Instead of invoking the delegate, the client code calls the BeginInvoke() method. BeginInvoke() has the same signature as the synchronous method, except for its return type and an extra two parameters. The return type is always an IAsyncResult interface reference, which the client code can use to monitor the progress of the operation. The first extra parameter is an ASyncCallback delegate instance, which must have been set up by the client, and which supplies details of a callback method that will be invoked automatically when the operation is completed. If you don't want any callback to be invoked, you can set this parameter to null. The second extra parameter is there in case you want to store any information about the asynchronous operation for later use. It's not used by the asynchronous operation, but will be passed on through the returned IAsyncResult interface: the ASyncState property of this interface instance will be set to refer to this object, just in case the client code needs it. In most cases, you'll pass in null for this parameter.

EndInvoke() is of course the method that is used to return the result. Its signature is a little different: it has the same return type as the original delegate (that makes sense because EndInvoke() needs to return the result), and it has any parameters that are passed to the delegate as either ref or out parameters. Again, that makes sense because these parameters will contain return values too. However, if the original delegate was expecting any value-type parameters passed by value, these will not be present in the EndInvoke() parameter list. There's no point because these parameters can't return any values. EndInvoke() is not called to pass values into the operation - it's there solely to retrieve return values! There is one other parameter to EndInvoke() - an IAsyncResult interface reference. The CLR's implementation of EndInvoke() will internally use this parameter to figure out which operation is the one that we want the return value from. In other words, if you have a number of asynchronous operations that you've started off using BeginInvoke(), then the IAsyncResult parameter tells the CLR which of the BeginInvoke() calls you want the return value from. Obviously, you'll need to pass in the value returned from the BeginInvoke() call here.

You might think I'm putting quite a lot of emphasis on explaining how to work out the parameter lists for BeginInvoke() and EndInvoke(). There's a good reason for this. At the time of writing, VS.NET IntelliSense for C# doesn't display their signatures - which means that the only way of finding out what parameters are going to be expected by a given BeginInvoke()/EndInvoke() method, apart from inspecting the compiled IL, is to work it out manually. However, this problem is likely to be fixed in future versions of VS.NET.

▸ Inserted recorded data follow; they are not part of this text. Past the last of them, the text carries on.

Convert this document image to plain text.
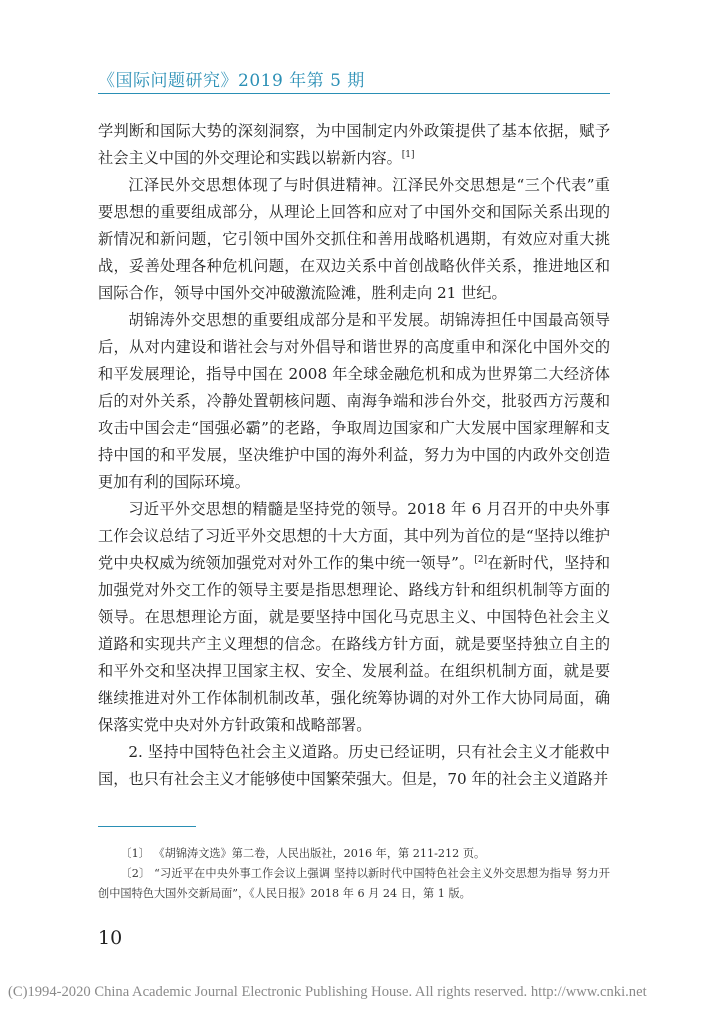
《国际问题研究》2019 年第 5 期

学判断和国际大势的深刻洞察，为中国制定内外政策提供了基本依据，赋予社会主义中国的外交理论和实践以崭新内容。[1]

江泽民外交思想体现了与时俱进精神。江泽民外交思想是“三个代表”重要思想的重要组成部分，从理论上回答和应对了中国外交和国际关系出现的新情况和新问题，它引领中国外交抓住和善用战略机遇期，有效应对重大挑战，妥善处理各种危机问题，在双边关系中首创战略伙伴关系，推进地区和国际合作，领导中国外交冲破激流险滩，胜利走向 21 世纪。

胡锦涛外交思想的重要组成部分是和平发展。胡锦涛担任中国最高领导后，从对内建设和谐社会与对外倡导和谐世界的高度重申和深化中国外交的和平发展理论，指导中国在 2008 年全球金融危机和成为世界第二大经济体后的对外关系，冷静处置朝核问题、南海争端和涉台外交，批驳西方污蔑和攻击中国会走“国强必霸”的老路，争取周边国家和广大发展中国家理解和支持中国的和平发展，坚决维护中国的海外利益，努力为中国的内政外交创造更加有利的国际环境。

习近平外交思想的精髓是坚持党的领导。2018 年 6 月召开的中央外事工作会议总结了习近平外交思想的十大方面，其中列为首位的是“坚持以维护党中央权威为统领加强党对对外工作的集中统一领导”。[2]在新时代，坚持和加强党对外交工作的领导主要是指思想理论、路线方针和组织机制等方面的领导。在思想理论方面，就是要坚持中国化马克思主义、中国特色社会主义道路和实现共产主义理想的信念。在路线方针方面，就是要坚持独立自主的和平外交和坚决捍卫国家主权、安全、发展利益。在组织机制方面，就是要继续推进对外工作体制机制改革，强化统筹协调的对外工作大协同局面，确保落实党中央对外方针政策和战略部署。

2. 坚持中国特色社会主义道路。历史已经证明，只有社会主义才能救中国，也只有社会主义才能够使中国繁荣强大。但是，70 年的社会主义道路并

〔1〕 《胡锦涛文选》第二卷，人民出版社，2016 年，第 211-212 页。

〔2〕 “习近平在中央外事工作会议上强调 坚持以新时代中国特色社会主义外交思想为指导 努力开创中国特色大国外交新局面”，《人民日报》2018 年 6 月 24 日，第 1 版。

10
(C)1994-2020 China Academic Journal Electronic Publishing House. All rights reserved. http://www.cnki.net
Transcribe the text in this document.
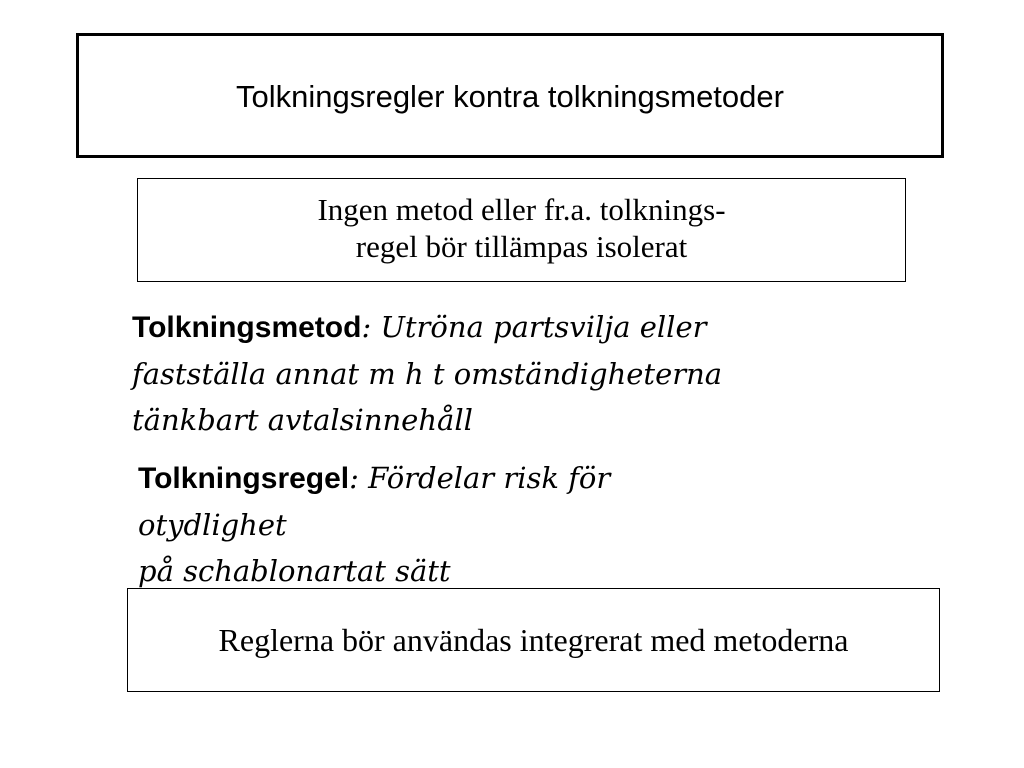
Tolkningsregler kontra tolkningsmetoder
Ingen metod eller fr.a. tolknings-
regel bör tillämpas isolerat
Tolkningsmetod: Utröna partsvilja eller
fastställa annat m h t omständigheterna
tänkbart avtalsinnehåll
Tolkningsregel: Fördelar risk för
otydlighet
på schablonartat sätt
Reglerna bör användas integrerat med metoderna
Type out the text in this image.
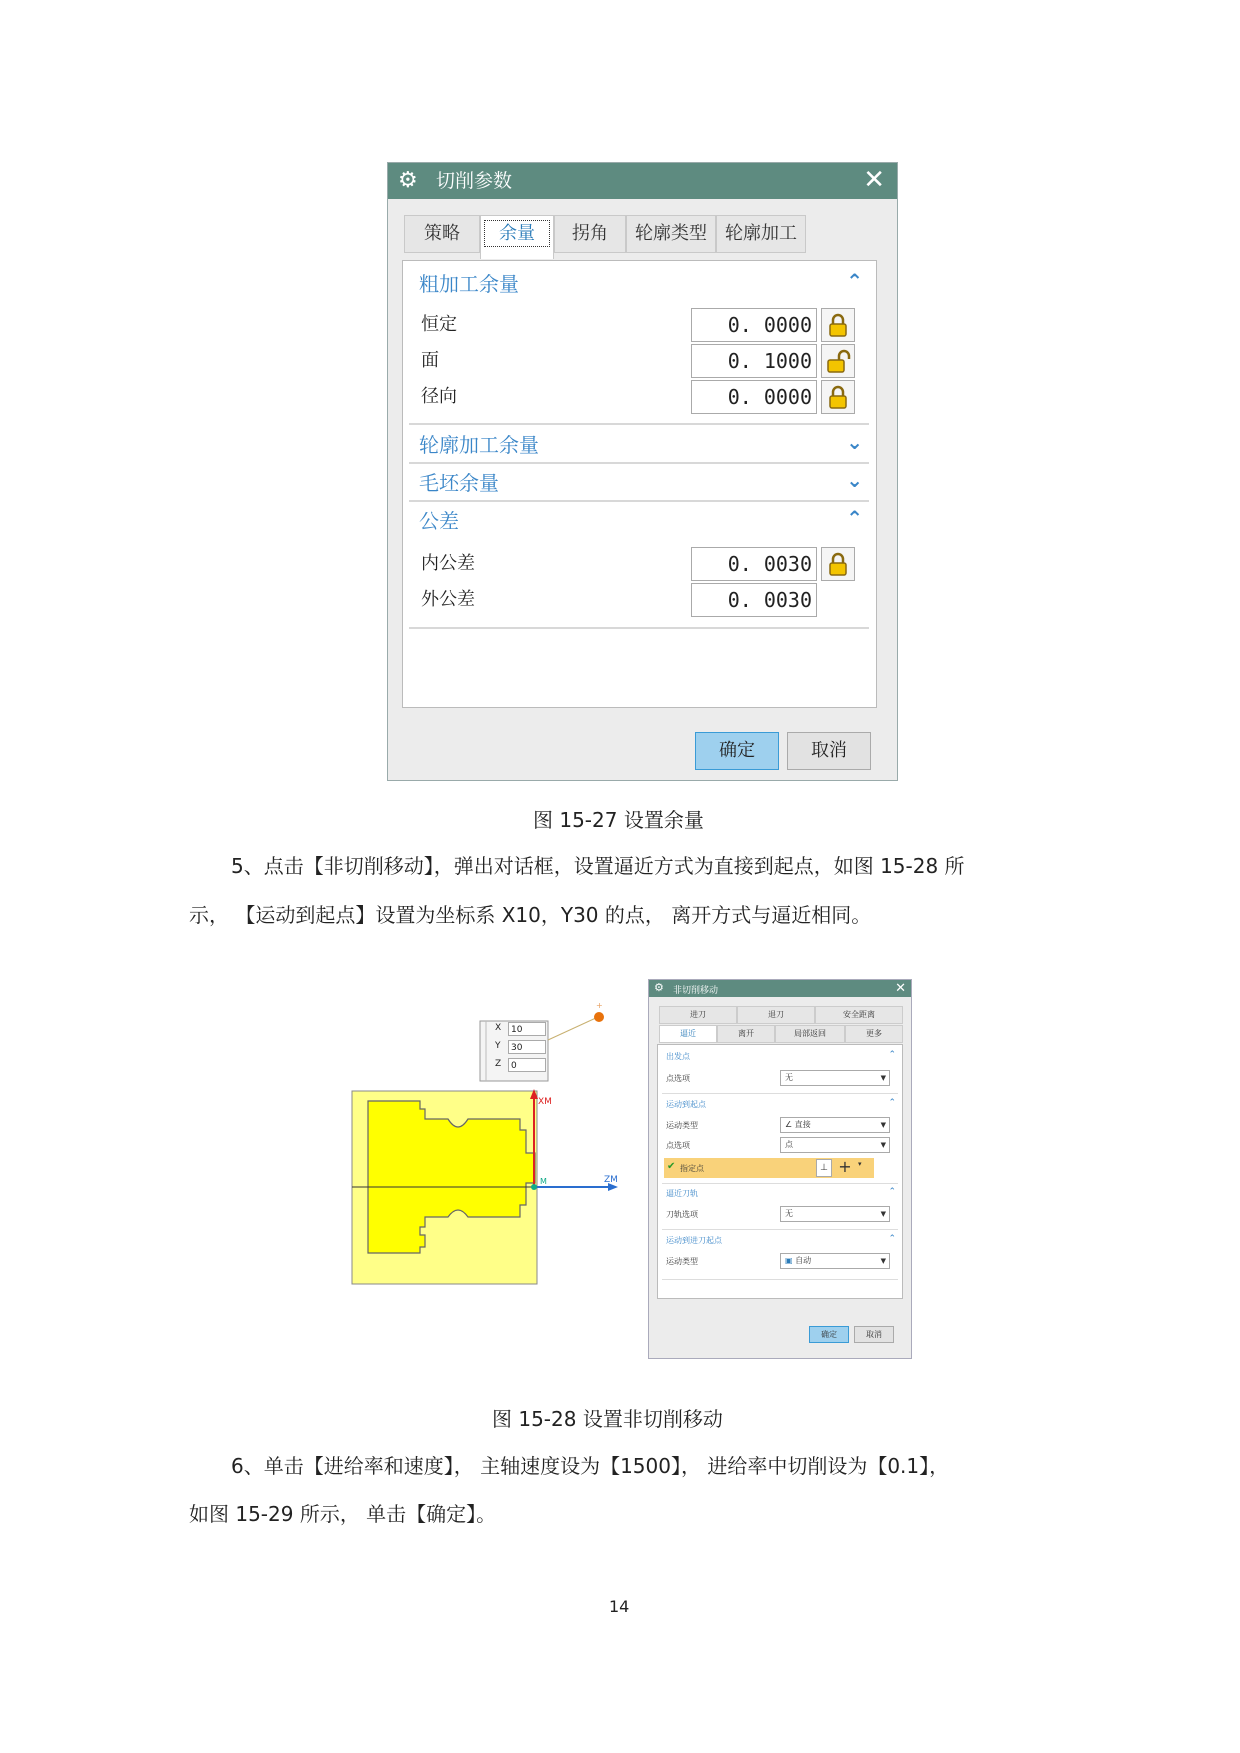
⚙ 切削参数	✕
策略	余量	拐角	轮廓类型	轮廓加工
粗加工余量	⌃
恒定	0. 0000
面	0. 1000
径向	0. 0000
轮廓加工余量	⌄
毛坯余量	⌄
公差	⌃
内公差	0. 0030
外公差	0. 0030
确定	取消
图 15-27 设置余量
5、点击【非切削移动】，弹出对话框，设置逼近方式为直接到起点，如图 15-28 所
示， 【运动到起点】设置为坐标系 X10，Y30 的点， 离开方式与逼近相同。
+
X	10
Y	30
Z	0
XM
ZM
M
⚙ 非切削移动	✕
进刀	退刀	安全距离
逼近	离开	局部返回	更多
出发点	⌃
点选项	无	▼
运动到起点	⌃
运动类型	∠ 直接	▼
点选项	点	▼
✔ 指定点	⊥ + ▾
逼近刀轨	⌃
刀轨选项	无	▼
运动到进刀起点	⌃
运动类型	▣ 自动	▼
确定	取消
图 15-28 设置非切削移动
6、单击【进给率和速度】， 主轴速度设为【1500】， 进给率中切削设为【0.1】，
如图 15-29 所示， 单击【确定】。
14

Notice that you have a clear choice in how you write your client code. You can either:

Arrange for the client thread to call BeginInvoke(), then immediately go off and do some other work, and finally call EndInvoke(). This means that EndInvoke() will be executed on the client thread.
Call BeginInvoke() on the client thread, passing in an AsyncCallback that indicates a callback method. The client thread is then free to forget all about the asynchronous operation. This means that EndInvoke() will actually be executed on a thread-pool thread, presumably (though that's not documented) the same thread used to perform the asynchronous operation.

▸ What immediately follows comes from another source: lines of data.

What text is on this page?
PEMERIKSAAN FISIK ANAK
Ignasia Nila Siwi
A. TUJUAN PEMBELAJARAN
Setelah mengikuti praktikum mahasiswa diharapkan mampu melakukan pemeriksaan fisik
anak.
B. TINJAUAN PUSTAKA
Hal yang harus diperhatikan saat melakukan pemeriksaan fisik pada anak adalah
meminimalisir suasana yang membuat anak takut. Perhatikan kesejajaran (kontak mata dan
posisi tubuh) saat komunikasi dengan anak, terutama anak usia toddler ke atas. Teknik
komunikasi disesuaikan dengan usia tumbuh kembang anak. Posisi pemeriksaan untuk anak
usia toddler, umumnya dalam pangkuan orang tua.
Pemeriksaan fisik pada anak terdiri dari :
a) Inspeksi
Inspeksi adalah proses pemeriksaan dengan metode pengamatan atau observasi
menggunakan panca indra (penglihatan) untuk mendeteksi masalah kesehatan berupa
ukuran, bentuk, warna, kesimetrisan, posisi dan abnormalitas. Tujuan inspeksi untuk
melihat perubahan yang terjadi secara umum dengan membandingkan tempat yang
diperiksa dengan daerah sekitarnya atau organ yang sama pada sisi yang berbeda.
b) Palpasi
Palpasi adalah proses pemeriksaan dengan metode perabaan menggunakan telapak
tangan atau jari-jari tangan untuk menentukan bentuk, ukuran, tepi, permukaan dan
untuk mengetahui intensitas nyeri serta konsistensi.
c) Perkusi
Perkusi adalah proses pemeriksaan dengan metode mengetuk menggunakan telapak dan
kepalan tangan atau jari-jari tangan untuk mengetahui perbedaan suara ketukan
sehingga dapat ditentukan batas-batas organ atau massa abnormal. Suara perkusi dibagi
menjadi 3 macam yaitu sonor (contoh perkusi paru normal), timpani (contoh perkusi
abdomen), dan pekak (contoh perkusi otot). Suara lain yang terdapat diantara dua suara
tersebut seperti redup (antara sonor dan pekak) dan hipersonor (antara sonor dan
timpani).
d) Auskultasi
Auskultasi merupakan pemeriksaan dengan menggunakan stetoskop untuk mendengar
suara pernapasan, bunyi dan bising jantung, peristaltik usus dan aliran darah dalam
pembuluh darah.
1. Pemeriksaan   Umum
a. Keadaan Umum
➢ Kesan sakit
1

Note that you must choose one or the other - you can't do both, since you'll get an exception if EndInvoke() is called more than once for the same asynchronous operation.

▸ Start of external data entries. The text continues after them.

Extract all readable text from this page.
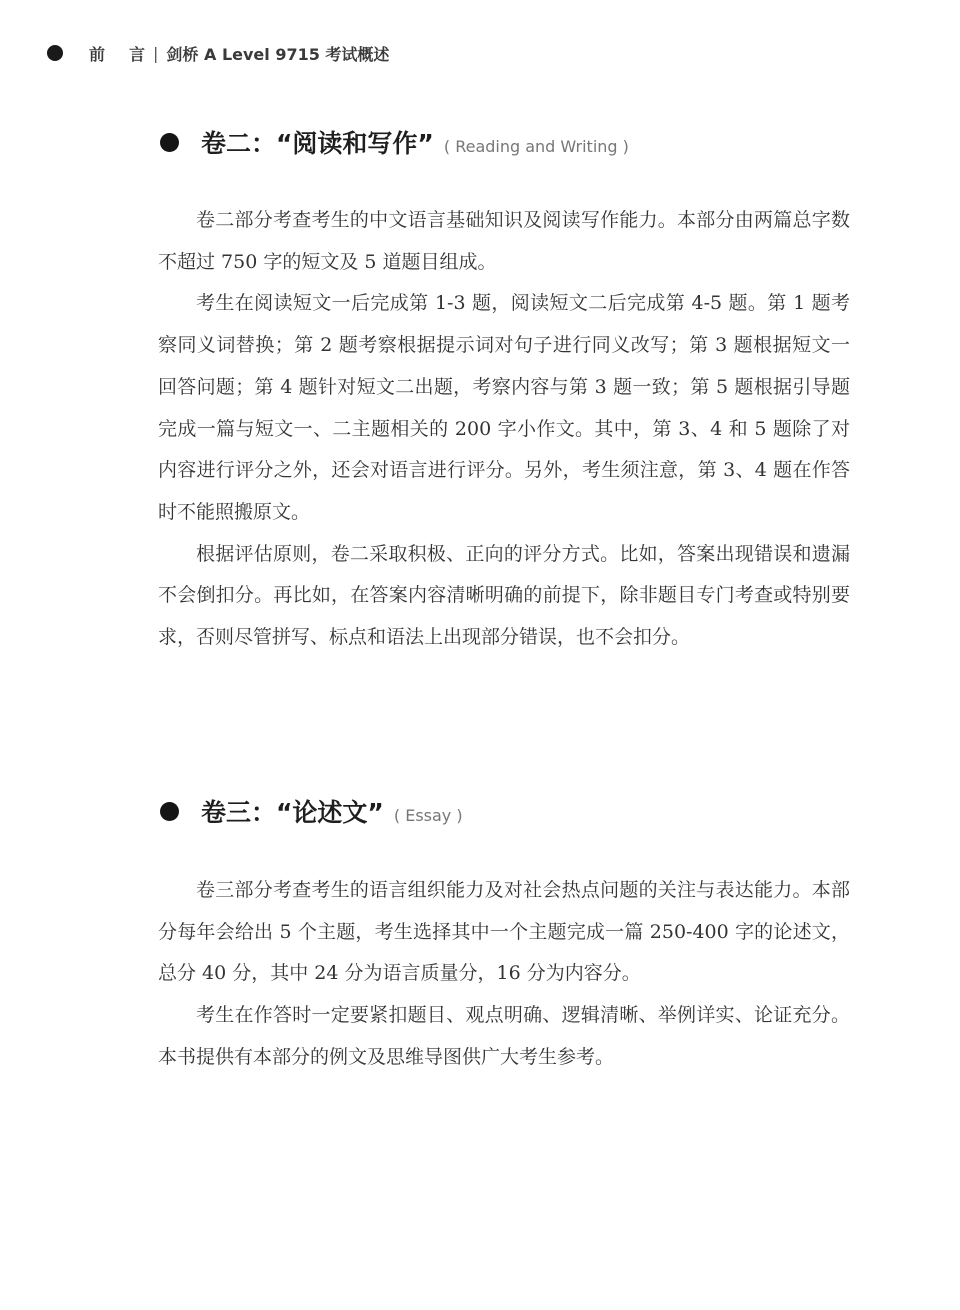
前 言 | 剑桥 A Level 9715 考试概述
卷二：“阅读和写作” ( Reading and Writing )

卷二部分考查考生的中文语言基础知识及阅读写作能力。本部分由两篇总字数不超过 750 字的短文及 5 道题目组成。

考生在阅读短文一后完成第 1-3 题，阅读短文二后完成第 4-5 题。第 1 题考察同义词替换；第 2 题考察根据提示词对句子进行同义改写；第 3 题根据短文一回答问题；第 4 题针对短文二出题，考察内容与第 3 题一致；第 5 题根据引导题完成一篇与短文一、二主题相关的 200 字小作文。其中，第 3、4 和 5 题除了对内容进行评分之外，还会对语言进行评分。另外，考生须注意，第 3、4 题在作答时不能照搬原文。

根据评估原则，卷二采取积极、正向的评分方式。比如，答案出现错误和遗漏不会倒扣分。再比如，在答案内容清晰明确的前提下，除非题目专门考查或特别要求，否则尽管拼写、标点和语法上出现部分错误，也不会扣分。

卷三：“论述文” ( Essay )

卷三部分考查考生的语言组织能力及对社会热点问题的关注与表达能力。本部分每年会给出 5 个主题，考生选择其中一个主题完成一篇 250-400 字的论述文，总分 40 分，其中 24 分为语言质量分，16 分为内容分。

考生在作答时一定要紧扣题目、观点明确、逻辑清晰、举例详实、论证充分。本书提供有本部分的例文及思维导图供广大考生参考。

Which of these techniques you choose depends on which solution best suits your particular situation. The first option has the disadvantage that the client thread has no direct way of knowing when the operation has been completed, other than by polling - that is to say, checking the IsCompleted property of the IAsyncResult interface every so often. If it calls EndInvoke() too early, it will block the client thread until the operation is complete. On the other hand, because it's the client thread that calls EndInvoke(), this thread has direct access to the values returned. The second option may be better if the client thread has other important work to do and doesn't directly need to access the returned results (or if it's a method that doesn't return any values). However, if the client thread does need access to the return values, it will still have to poll to find out if the values are there yet. And unless those values are stored in some member fields, it will have to communicate somehow with the callback function to retrieve those values, which brings up thread synchronization issues.

In the following sample we'll demonstrate both approaches, so you can judge their relative merits.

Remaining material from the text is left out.